M. Hauke: Mit dem Bevölkerungsschutzgesetz nimmt sich das Parlament, also die Legislative, für die Dauer einer epidemischen Lage von nationaler Tragweite selbst aus dem Spiel. Die Gewaltenteilung wird durch dieses Gesetz für den Bund und die Länder aufgehoben, oder sehe ich das falsch?
Dr. H.-G. Maaßen: Das sehe ich nicht so. Es ist nicht ungewöhnlich, dass der Bundestag Befugnisse an die Bundesregierung überträgt. Das ist grundsätzlich nicht zu beanstanden, denn der Bundestag kann sich das jederzeit wieder zurückholen. Bei den Mehrheitsverhältnissen, die bei der Abstimmung zum Ausdruck kamen, halte ich es allerdings für fraglich, ob der Bundestag das in dieser Zusammensetzung in nächster Zeit überhaupt will. Zweifel habe ich aber auch, ob der Bundestag die Befugnis zu so wesentlichen Einschränkungen von Grundrechten übertragen konnte, ohne dies näher zu präzisieren und von konkreten Kontrollmechanismen abhängig zu machen. Aber das muss dann das Bundesverfassungsgericht entscheiden.
M. Hauke: Glauben Sie, dass das Gesetz vor dem Bundesverfassungsgericht Bestand haben wird?
Dr. H.-G. Maaßen: Vor Gericht und auf hoher See ist man in Gottes Hand. Ich habe deutliche Zweifel, dass diese ganzen Regelungen so durchgehen. Aber das Bundesverfassungsgericht ist ein politisches Gremium. Und das denkt manchmal anders als der klassische Jurist.
M. Hauke: In dem Gesetz inklusive dessen Begründung taucht 20mal das Wort Überwachung und 24mal das Wort ermächtigen/Ermächtigung auf. Es wird zugespitzt auch als ein Ermäch-tigungsgesetz bezeichnet. Würden Sie das teilen?
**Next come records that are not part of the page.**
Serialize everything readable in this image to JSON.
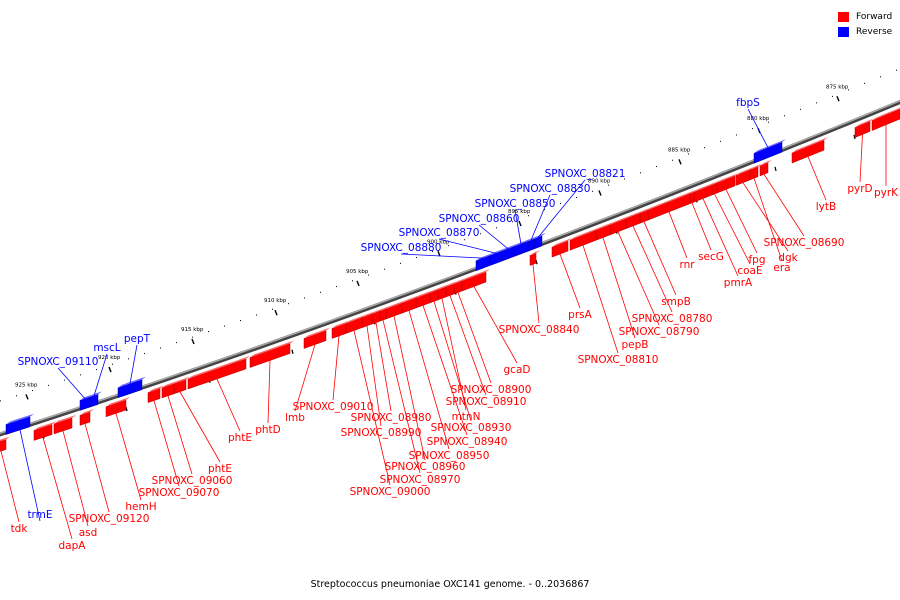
{
  "legend": {
    "forward": {
      "label": "Forward",
      "color": "#ff0000"
    },
    "reverse": {
      "label": "Reverse",
      "color": "#0000ff"
    }
  },
  "caption": "Streptococcus pneumoniae OXC141 genome. - 0..2036867",
  "ruler": {
    "unit": "kbp",
    "ticks": [
      875,
      880,
      885,
      890,
      895,
      900,
      905,
      910,
      915,
      920,
      925
    ]
  },
  "genes": [
    {
      "name": "pyrK",
      "strand": "forward"
    },
    {
      "name": "pyrD",
      "strand": "forward"
    },
    {
      "name": "lytB",
      "strand": "forward"
    },
    {
      "name": "fbpS",
      "strand": "reverse"
    },
    {
      "name": "SPNOXC_08690",
      "strand": "forward"
    },
    {
      "name": "era",
      "strand": "forward"
    },
    {
      "name": "dgk",
      "strand": "forward"
    },
    {
      "name": "fpg",
      "strand": "forward"
    },
    {
      "name": "coaE",
      "strand": "forward"
    },
    {
      "name": "pmrA",
      "strand": "forward"
    },
    {
      "name": "secG",
      "strand": "forward"
    },
    {
      "name": "rnr",
      "strand": "forward"
    },
    {
      "name": "smpB",
      "strand": "forward"
    },
    {
      "name": "SPNOXC_08780",
      "strand": "forward"
    },
    {
      "name": "SPNOXC_08790",
      "strand": "forward"
    },
    {
      "name": "pepB",
      "strand": "forward"
    },
    {
      "name": "SPNOXC_08810",
      "strand": "forward"
    },
    {
      "name": "prsA",
      "strand": "forward"
    },
    {
      "name": "SPNOXC_08821",
      "strand": "reverse"
    },
    {
      "name": "SPNOXC_08830",
      "strand": "reverse"
    },
    {
      "name": "SPNOXC_08840",
      "strand": "forward"
    },
    {
      "name": "SPNOXC_08850",
      "strand": "reverse"
    },
    {
      "name": "SPNOXC_08860",
      "strand": "reverse"
    },
    {
      "name": "SPNOXC_08870",
      "strand": "reverse"
    },
    {
      "name": "SPNOXC_08880",
      "strand": "reverse"
    },
    {
      "name": "gcaD",
      "strand": "forward"
    },
    {
      "name": "SPNOXC_08900",
      "strand": "forward"
    },
    {
      "name": "SPNOXC_08910",
      "strand": "forward"
    },
    {
      "name": "mtnN",
      "strand": "forward"
    },
    {
      "name": "SPNOXC_08930",
      "strand": "forward"
    },
    {
      "name": "SPNOXC_08940",
      "strand": "forward"
    },
    {
      "name": "SPNOXC_08950",
      "strand": "forward"
    },
    {
      "name": "SPNOXC_08960",
      "strand": "forward"
    },
    {
      "name": "SPNOXC_08970",
      "strand": "forward"
    },
    {
      "name": "SPNOXC_08980",
      "strand": "forward"
    },
    {
      "name": "SPNOXC_08990",
      "strand": "forward"
    },
    {
      "name": "SPNOXC_09000",
      "strand": "forward"
    },
    {
      "name": "SPNOXC_09010",
      "strand": "forward"
    },
    {
      "name": "lmb",
      "strand": "forward"
    },
    {
      "name": "phtD",
      "strand": "forward"
    },
    {
      "name": "phtE",
      "strand": "forward"
    },
    {
      "name": "phtE",
      "strand": "forward"
    },
    {
      "name": "SPNOXC_09060",
      "strand": "forward"
    },
    {
      "name": "SPNOXC_09070",
      "strand": "forward"
    },
    {
      "name": "pepT",
      "strand": "reverse"
    },
    {
      "name": "mscL",
      "strand": "reverse"
    },
    {
      "name": "SPNOXC_09110",
      "strand": "reverse"
    },
    {
      "name": "hemH",
      "strand": "forward"
    },
    {
      "name": "SPNOXC_09120",
      "strand": "forward"
    },
    {
      "name": "asd",
      "strand": "forward"
    },
    {
      "name": "dapA",
      "strand": "forward"
    },
    {
      "name": "trmE",
      "strand": "reverse"
    },
    {
      "name": "tdk",
      "strand": "forward"
    }
  ]
}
Dr. H.-G. Maaßen: Nein. Das Wort Ermächtigungsgesetz ist in der deutschen Rechtsgeschichte eindeutig belegt mit dem Gesetz von 1933. Damit hat dieses Gesetz gar nichts zu tun. Wenn es von Kritikern dieses Gesetzes so bezeichnet wird, ist das töricht. Denn dadurch diskreditiert man das berechtigte Anliegen, ein besseres, verfassungsrechtlich unkritisches Gesetz zu bekommen. Ziel muss ein Gesetz sein, das einen Ausgleich findet zwischen dem Schutz vor Corona und dem Schutz der Menschen und der Wirtschaft vor überzogenen Maßnahmen.